Monday 31 October 2011

The Deep Sea

For our 'Marine Ecosystems' lecture today we were given an overview of the Deep Sea environment, the main threats and what has been done to protect it. I'm actually quite shocked at the amount of management surrounding the deep sea, i.e. very little has been done or is due to be done thus is remains relatively unprotected. I guess this is due to the amount of information that we know about this habitat, we just don't know enough to protect it efficiently. I mean, think of it like this, 87% of the sea is dominated by this 'deep sea'. It is the most widespread habitat yet we only know about 0.0005% of it. I'd say it was shocking but some of these areas are ridiculously deep. Light becomes limited in the mesopelagic zone (also known as the Twilight Zone) which is between 200 and 1000m deep. Then you read the bathypelagic zone (the midnight zone) which is totally pitch black (1000-2000m deep). In both of these zones you do get some bioluminescent organisms though. Then you reach the Abyssopelagic and Hadopelagic zone and suddenly everything is very... sparse. The hadal zone includes those deep ocean trenches that you find and can reach depths up to (and maybe exceeding) 11000m.

Anyway, I've done very little research surrounding the deep sea. I think we may have touched on it a little in the first year of my undergraduate degree but I don't think much time was spent on it. I remember various facts, like the important of food falls or 'ocean snow' in order to provide those living in the deep with food since primary productivity is limited to bacteria whom synthesise organic compounds using chemical energy (chemosynthesis), and that whale carcasses often provide a 'stepping stone' for organisms recolonising to different hydrothermal vents... I recall this much but I never really acknowledged the main threats associated with the anthropogenic exploitation of the deep sea and it was quite shocking!

We were shown comparable sites of... Lophela pertusa for example (photo below) and it was just disgusting how much damage a single trawl can do to hundreds of years of coral reef.


Lophelia pertusa, a stony coral (scleractinian) which produces reefs. Most well known example of a cold water coral, and currently under threat from deep sea trawling (deep sea fisheries). Below is a before and after photo of damage in Norway.

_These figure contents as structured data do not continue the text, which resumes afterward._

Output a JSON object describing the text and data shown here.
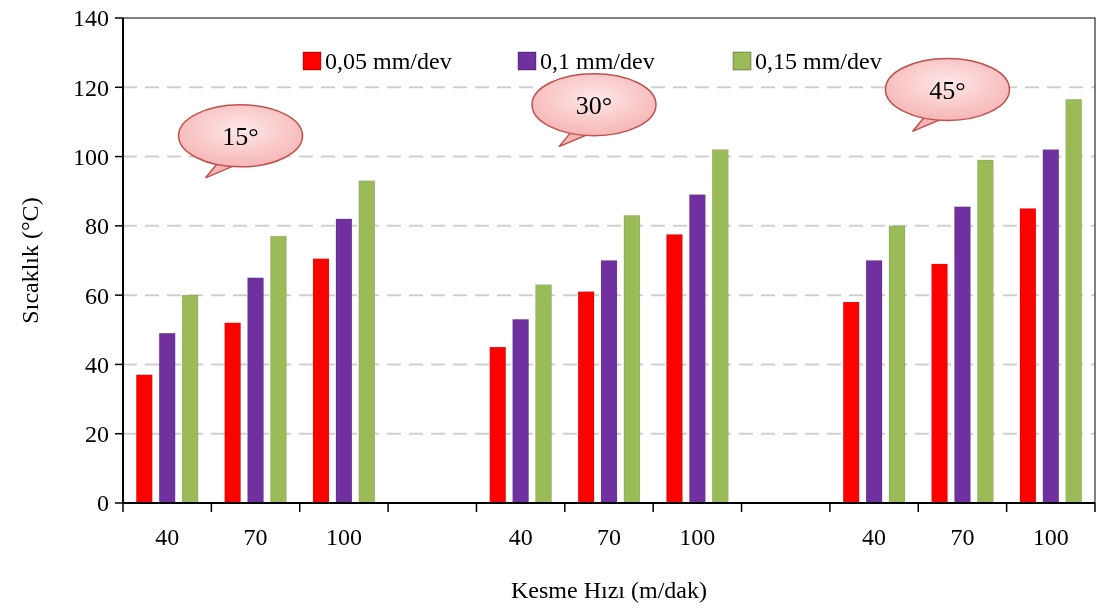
{
  "chart_data": {
    "type": "bar",
    "xlabel": "Kesme Hızı (m/dak)",
    "ylabel": "Sıcaklık (°C)",
    "categories": [
      "40",
      "70",
      "100",
      null,
      "40",
      "70",
      "100",
      null,
      "40",
      "70",
      "100"
    ],
    "series": [
      {
        "name": "0,05 mm/dev",
        "color": "#ff0000",
        "values": [
          37,
          52,
          70.5,
          null,
          45,
          61,
          77.5,
          null,
          58,
          69,
          85
        ]
      },
      {
        "name": "0,1 mm/dev",
        "color": "#7030a0",
        "values": [
          49,
          65,
          82,
          null,
          53,
          70,
          89,
          null,
          70,
          85.5,
          102
        ]
      },
      {
        "name": "0,15 mm/dev",
        "color": "#9bbb59",
        "values": [
          60,
          77,
          93,
          null,
          63,
          83,
          102,
          null,
          80,
          99,
          116.5
        ]
      }
    ],
    "ylim": [
      0,
      140
    ],
    "yticks": [
      0,
      20,
      40,
      60,
      80,
      100,
      120,
      140
    ],
    "grid": "y",
    "legend": "top",
    "annotations": [
      "15°",
      "30°",
      "45°"
    ]
  }
}
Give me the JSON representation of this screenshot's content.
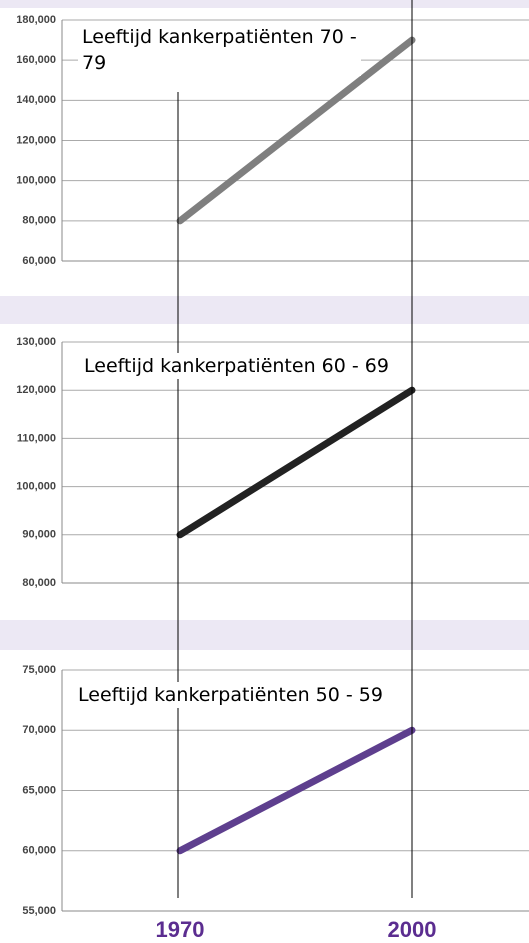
{
  "chart_data": [
    {
      "type": "line",
      "title": "Leeftijd kankerpatiënten 70 - 79",
      "series": [
        {
          "color": "#7f7f7f",
          "values": [
            80000,
            170000
          ]
        }
      ],
      "ylim": [
        60000,
        180000
      ],
      "yticks": [
        {
          "value": 60000,
          "label": "60,000"
        },
        {
          "value": 80000,
          "label": "80,000"
        },
        {
          "value": 100000,
          "label": "100,000"
        },
        {
          "value": 120000,
          "label": "120,000"
        },
        {
          "value": 140000,
          "label": "140,000"
        },
        {
          "value": 160000,
          "label": "160,000"
        },
        {
          "value": 180000,
          "label": "180,000"
        }
      ],
      "grid": true
    },
    {
      "type": "line",
      "title": "Leeftijd kankerpatiënten 60 - 69",
      "series": [
        {
          "color": "#222222",
          "values": [
            90000,
            120000
          ]
        }
      ],
      "ylim": [
        80000,
        130000
      ],
      "yticks": [
        {
          "value": 80000,
          "label": "80,000"
        },
        {
          "value": 90000,
          "label": "90,000"
        },
        {
          "value": 100000,
          "label": "100,000"
        },
        {
          "value": 110000,
          "label": "110,000"
        },
        {
          "value": 120000,
          "label": "120,000"
        },
        {
          "value": 130000,
          "label": "130,000"
        }
      ],
      "grid": true
    },
    {
      "type": "line",
      "title": "Leeftijd kankerpatiënten 50 - 59",
      "categories": [
        "1970",
        "2000"
      ],
      "series": [
        {
          "color": "#5e3f8e",
          "values": [
            60000,
            70000
          ]
        }
      ],
      "ylim": [
        55000,
        75000
      ],
      "yticks": [
        {
          "value": 55000,
          "label": "55,000"
        },
        {
          "value": 60000,
          "label": "60,000"
        },
        {
          "value": 65000,
          "label": "65,000"
        },
        {
          "value": 70000,
          "label": "70,000"
        },
        {
          "value": 75000,
          "label": "75,000"
        }
      ],
      "grid": true
    }
  ]
}
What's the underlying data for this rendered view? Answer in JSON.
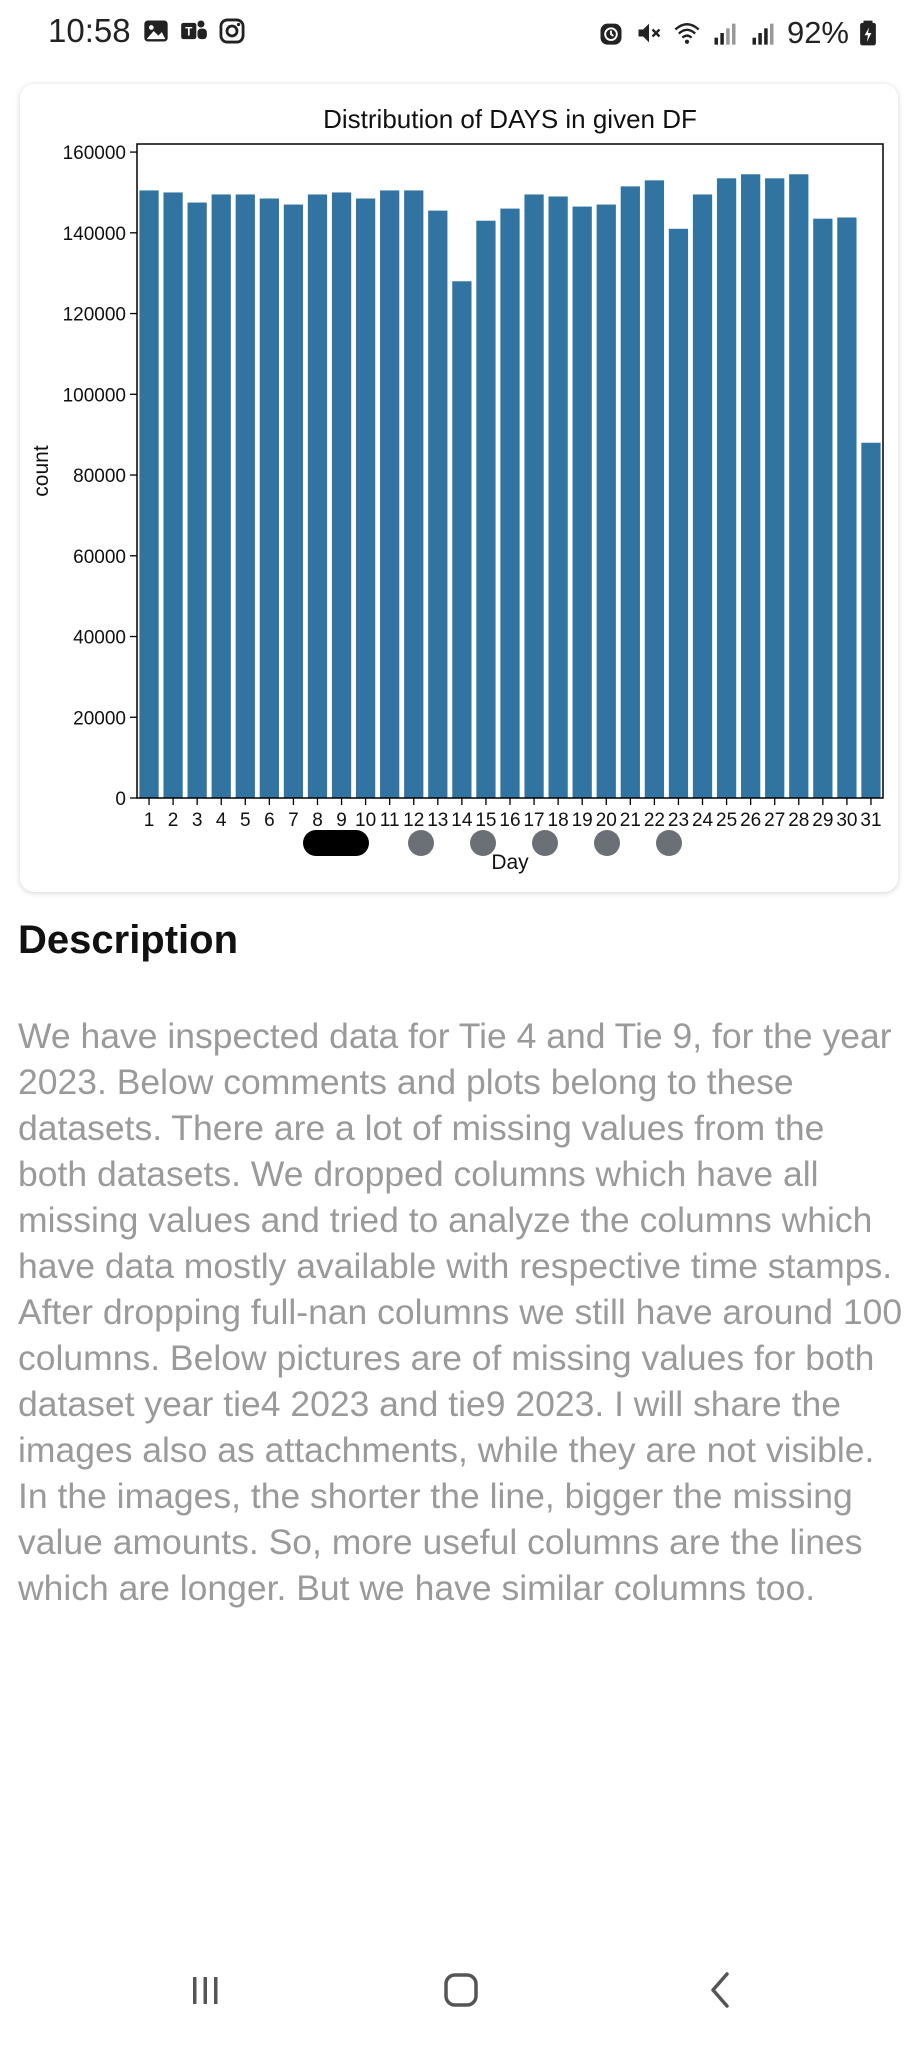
{
  "status_bar": {
    "time": "10:58",
    "battery": "92%",
    "left_icons": [
      "gallery-icon",
      "teams-icon",
      "instagram-icon"
    ],
    "right_icons": [
      "alarm-icon",
      "mute-icon",
      "wifi-icon",
      "signal-icon",
      "signal-icon",
      "battery-icon"
    ]
  },
  "chart_data": {
    "type": "bar",
    "title": "Distribution of DAYS in given DF",
    "xlabel": "Day",
    "ylabel": "count",
    "categories": [
      "1",
      "2",
      "3",
      "4",
      "5",
      "6",
      "7",
      "8",
      "9",
      "10",
      "11",
      "12",
      "13",
      "14",
      "15",
      "16",
      "17",
      "18",
      "19",
      "20",
      "21",
      "22",
      "23",
      "24",
      "25",
      "26",
      "27",
      "28",
      "29",
      "30",
      "31"
    ],
    "values": [
      150500,
      150000,
      147500,
      149500,
      149500,
      148500,
      147000,
      149500,
      150000,
      148500,
      150500,
      150500,
      145500,
      128000,
      143000,
      146000,
      149500,
      149000,
      146500,
      147000,
      151500,
      153000,
      141000,
      149500,
      153500,
      154500,
      153500,
      154500,
      143500,
      143800,
      88000
    ],
    "yticks": [
      0,
      20000,
      40000,
      60000,
      80000,
      100000,
      120000,
      140000,
      160000
    ],
    "ylim": [
      0,
      162000
    ],
    "bar_color": "#3274a1",
    "grid": false
  },
  "carousel": {
    "count": 6,
    "active_index": 0
  },
  "description": {
    "title": "Description",
    "body": "We have inspected data for Tie 4 and Tie 9, for the year 2023. Below comments and plots belong to these datasets. There are a lot of missing values from the both datasets. We dropped columns which have all missing values and tried to analyze the columns which have data mostly available with respective time stamps. After dropping full-nan columns we still have around 100 columns. Below pictures are of missing values for both dataset year tie4 2023 and tie9 2023. I will share the images also as attachments, while they are not visible. In the images, the shorter the line, bigger the missing value amounts. So, more useful columns are the lines which are longer. But we have similar columns too."
  },
  "nav_bar": {
    "items": [
      "recent-apps-icon",
      "home-icon",
      "back-icon"
    ]
  }
}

To think that as a result of anthropogenic greed for money and food, hundreds of organisms have lost their habitat.

I found this species very interesting too, I'd never actually seen one before. It is a scaly-foot gastropod Crysomallon squamiferum and has a foot reinforced with scales made of iron and organic materials.


Giant isopod, a perfect example of gigantism.


Greenland shark (Somniosus microcephalus) has been observed at depths of 2200m.